Judging from the annual survey of freedom in the world by Freedom House, the answer is a qualified "yes."


The latest analysis of global political trends by the nonprofit, nonpartisan advocate for international democracy and freedom "suggests that the past year was one of the most successful for freedom since Freedom House began measuring world freedom in 1972."


Twenty-seven countries and one territory registered gains for freedom during 2005 while only nine countries suffered setbacks. Three countries joined the ranks of electoral democracies, raising their total number to 122. That marks 64 percent of world governments, the highest percentage in the survey's history.


Freedom House now categorizes 89 countries as being "free," in which broad political competition, respect for civil rights, independent civic life and independent media prevail. Those 89 countries represent roughly 46 percent of the global population — nearly 3 billion people.


Another 18 percent of the world's population — 1.1 billion people — lives in 58 countries ranked as "partly free," with limited respect for political rights and civil liberties.

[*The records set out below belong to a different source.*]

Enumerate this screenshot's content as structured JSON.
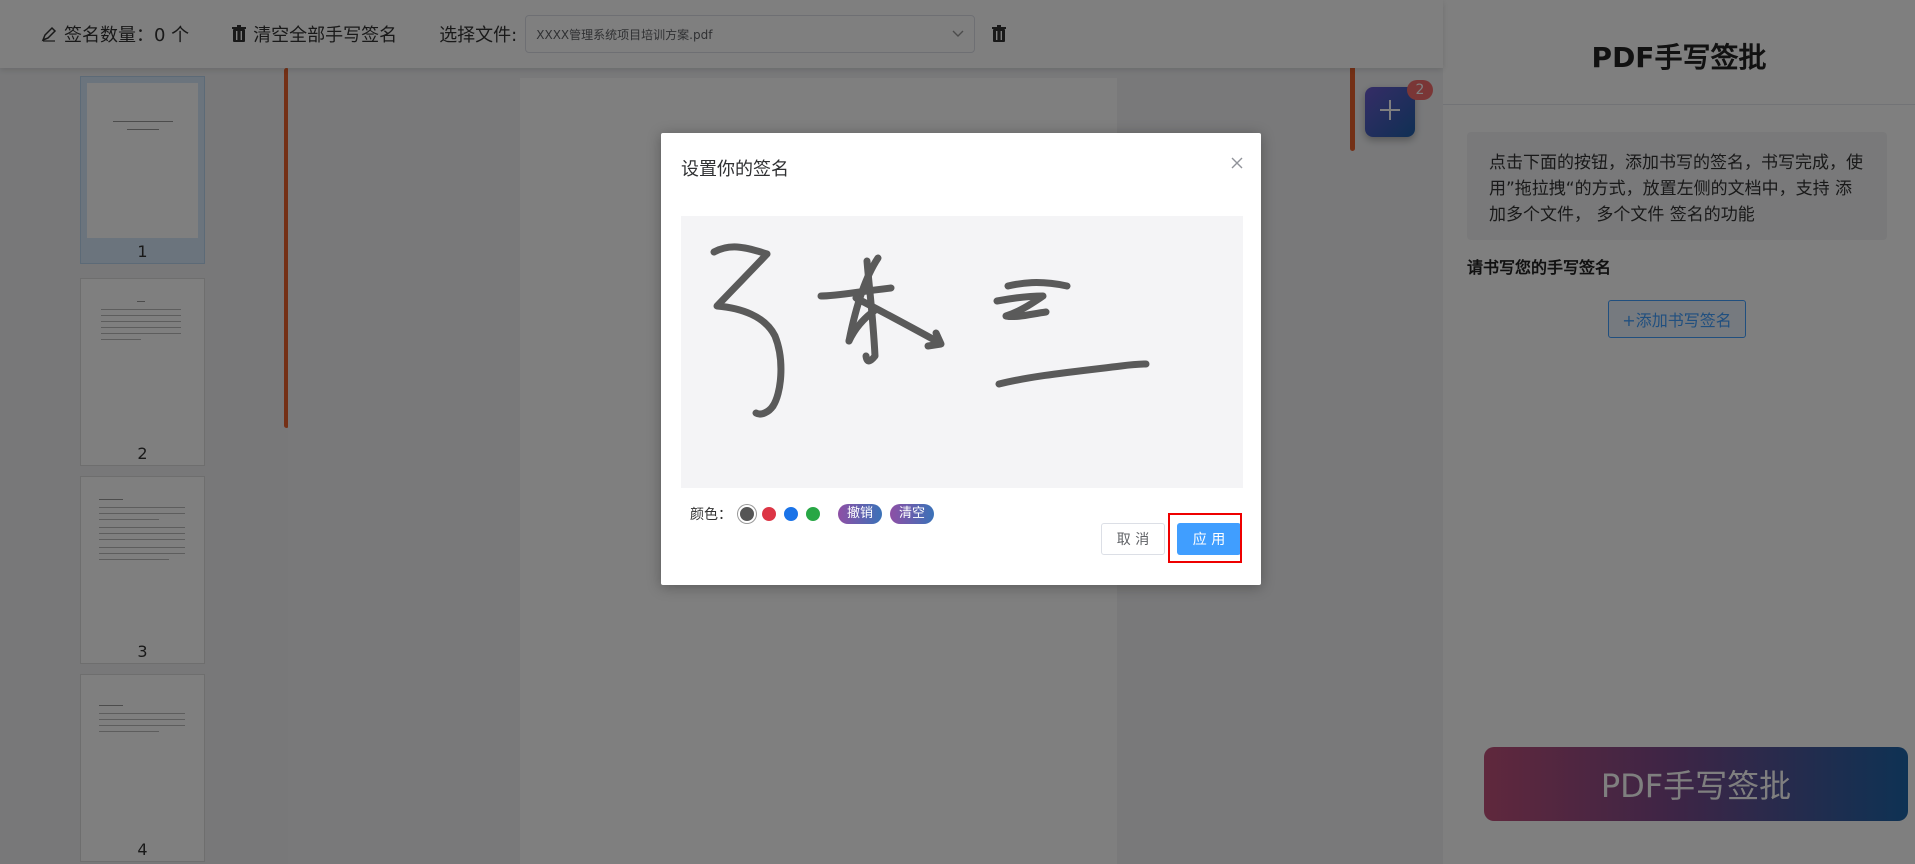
{
  "toolbar": {
    "signature_count_label": "签名数量：0 个",
    "clear_all_label": "清空全部手写签名",
    "select_file_label": "选择文件:",
    "selected_file": "XXXX管理系统项目培训方案.pdf"
  },
  "thumbnails": [
    {
      "number": "1",
      "selected": true
    },
    {
      "number": "2",
      "selected": false
    },
    {
      "number": "3",
      "selected": false
    },
    {
      "number": "4",
      "selected": false
    }
  ],
  "fab": {
    "badge": "2"
  },
  "right_panel": {
    "title": "PDF手写签批",
    "description": "点击下面的按钮，添加书写的签名，书写完成，使用”拖拉拽“的方式，放置左侧的文档中，支持 添加多个文件， 多个文件 签名的功能",
    "section_label": "请书写您的手写签名",
    "add_button": "+添加书写签名",
    "banner": "PDF手写签批"
  },
  "modal": {
    "title": "设置你的签名",
    "color_label": "颜色：",
    "colors": [
      "#555555",
      "#dc3545",
      "#1a73e8",
      "#28a745"
    ],
    "undo_label": "撤销",
    "clear_label": "清空",
    "cancel_label": "取 消",
    "apply_label": "应 用"
  },
  "colors": {
    "primary": "#409eff",
    "accent": "#e8612c",
    "badge": "#f56c6c"
  }
}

Forty-five countries with 2.3 billion people representing 36 percent of the global population are still classified as "not free," where corruption is rampant and the rule of law, civil liberties and political pluralism are largely absent. The worst of the worst are eight nations and two territories that earned Freedom House's lowest scores: Cuba, North Korea, Turkmenistan, Uzbekistan, Libya, Syria, Sudan, Burma, Tibet and Chechnya.

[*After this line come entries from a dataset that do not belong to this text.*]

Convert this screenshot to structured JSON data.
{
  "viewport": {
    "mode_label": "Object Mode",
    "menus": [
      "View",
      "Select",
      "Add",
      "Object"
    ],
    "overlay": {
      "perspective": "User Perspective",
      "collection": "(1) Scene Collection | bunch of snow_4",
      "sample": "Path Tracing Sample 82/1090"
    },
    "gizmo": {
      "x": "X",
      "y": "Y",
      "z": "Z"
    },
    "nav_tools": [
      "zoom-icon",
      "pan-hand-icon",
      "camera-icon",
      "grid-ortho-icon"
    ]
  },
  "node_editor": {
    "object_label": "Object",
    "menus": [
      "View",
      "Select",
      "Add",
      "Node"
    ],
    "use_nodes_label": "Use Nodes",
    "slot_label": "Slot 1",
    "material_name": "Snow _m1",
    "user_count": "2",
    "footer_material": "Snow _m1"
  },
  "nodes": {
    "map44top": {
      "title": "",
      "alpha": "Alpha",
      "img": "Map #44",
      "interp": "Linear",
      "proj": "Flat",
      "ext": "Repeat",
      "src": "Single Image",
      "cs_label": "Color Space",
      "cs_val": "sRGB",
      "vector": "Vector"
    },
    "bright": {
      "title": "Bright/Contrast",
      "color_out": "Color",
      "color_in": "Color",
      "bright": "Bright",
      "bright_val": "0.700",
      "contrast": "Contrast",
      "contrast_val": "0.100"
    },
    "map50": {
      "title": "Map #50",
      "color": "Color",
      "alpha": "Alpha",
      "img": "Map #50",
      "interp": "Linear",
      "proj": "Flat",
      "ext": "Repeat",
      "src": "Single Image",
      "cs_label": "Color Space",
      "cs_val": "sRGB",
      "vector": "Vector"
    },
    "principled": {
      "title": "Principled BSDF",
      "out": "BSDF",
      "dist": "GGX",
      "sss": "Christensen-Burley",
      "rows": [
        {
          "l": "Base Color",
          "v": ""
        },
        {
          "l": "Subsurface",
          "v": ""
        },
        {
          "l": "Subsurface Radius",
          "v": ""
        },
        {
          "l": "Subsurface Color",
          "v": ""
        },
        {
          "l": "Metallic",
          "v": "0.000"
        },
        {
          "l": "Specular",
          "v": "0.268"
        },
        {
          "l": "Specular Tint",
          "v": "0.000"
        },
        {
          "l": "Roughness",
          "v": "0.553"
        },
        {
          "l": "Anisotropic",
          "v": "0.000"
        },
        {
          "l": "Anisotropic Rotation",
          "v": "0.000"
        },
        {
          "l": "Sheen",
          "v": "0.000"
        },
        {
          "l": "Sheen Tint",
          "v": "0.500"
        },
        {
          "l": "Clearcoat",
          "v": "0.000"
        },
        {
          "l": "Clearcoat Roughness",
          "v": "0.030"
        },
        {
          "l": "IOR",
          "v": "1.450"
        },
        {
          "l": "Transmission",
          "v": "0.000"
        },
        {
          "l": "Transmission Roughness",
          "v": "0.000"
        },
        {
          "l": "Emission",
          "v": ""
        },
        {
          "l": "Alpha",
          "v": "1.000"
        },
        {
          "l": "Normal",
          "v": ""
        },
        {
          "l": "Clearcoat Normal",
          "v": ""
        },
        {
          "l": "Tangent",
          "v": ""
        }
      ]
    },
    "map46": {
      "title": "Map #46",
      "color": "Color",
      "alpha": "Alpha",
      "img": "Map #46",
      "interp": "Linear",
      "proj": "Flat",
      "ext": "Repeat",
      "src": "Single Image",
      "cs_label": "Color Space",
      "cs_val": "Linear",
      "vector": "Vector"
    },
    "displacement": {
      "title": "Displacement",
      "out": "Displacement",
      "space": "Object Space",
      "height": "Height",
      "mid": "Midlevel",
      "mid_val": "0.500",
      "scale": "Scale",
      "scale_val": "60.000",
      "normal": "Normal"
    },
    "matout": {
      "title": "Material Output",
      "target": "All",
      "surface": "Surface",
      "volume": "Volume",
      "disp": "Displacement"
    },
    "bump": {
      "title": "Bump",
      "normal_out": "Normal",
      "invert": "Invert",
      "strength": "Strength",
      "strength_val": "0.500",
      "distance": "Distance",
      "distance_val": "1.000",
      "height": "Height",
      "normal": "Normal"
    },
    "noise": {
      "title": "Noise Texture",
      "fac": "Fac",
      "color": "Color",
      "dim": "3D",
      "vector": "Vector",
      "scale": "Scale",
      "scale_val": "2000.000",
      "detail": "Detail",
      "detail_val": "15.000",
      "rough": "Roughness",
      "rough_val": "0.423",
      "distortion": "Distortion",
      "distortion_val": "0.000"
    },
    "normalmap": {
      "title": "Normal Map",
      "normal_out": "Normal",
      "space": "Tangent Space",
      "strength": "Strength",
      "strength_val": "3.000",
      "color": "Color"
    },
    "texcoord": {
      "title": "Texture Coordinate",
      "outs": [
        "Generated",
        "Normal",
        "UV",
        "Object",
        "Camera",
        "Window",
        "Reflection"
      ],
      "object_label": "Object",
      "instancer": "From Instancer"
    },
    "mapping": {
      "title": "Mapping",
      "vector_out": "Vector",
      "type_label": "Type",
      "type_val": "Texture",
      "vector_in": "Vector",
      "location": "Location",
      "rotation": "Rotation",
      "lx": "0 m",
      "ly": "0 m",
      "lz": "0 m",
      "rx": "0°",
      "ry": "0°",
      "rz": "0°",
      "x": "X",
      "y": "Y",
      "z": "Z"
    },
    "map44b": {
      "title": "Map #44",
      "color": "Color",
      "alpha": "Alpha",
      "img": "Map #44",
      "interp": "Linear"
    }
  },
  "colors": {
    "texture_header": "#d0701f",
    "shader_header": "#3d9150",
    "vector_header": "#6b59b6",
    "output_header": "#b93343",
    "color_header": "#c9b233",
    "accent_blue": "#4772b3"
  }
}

Progress in Ukraine, Indonesia and Trinidad and Tobago caused those societies to advance from partly free to free status. Afghanistan, Central African Republic, Kyrgyzstan, Lebanon, Mauritania and the Palestinian Authority, meanwhile, moved from the ranks of the not free to the partly free.


Despite terrorist attacks and the efforts of religious and secular extremists, the Middle East registered its best regional performance in survey history. Only one of the nine nations that experienced declines in freedom during 2005 can be found in the broader region — Uzbekistan.


Iraq and Saudi Arabia notched gains that while not significant enough to change their overall status — as in Afghanistan, Lebanon and the Palestinian Authority — still reflect important progress in a regional context.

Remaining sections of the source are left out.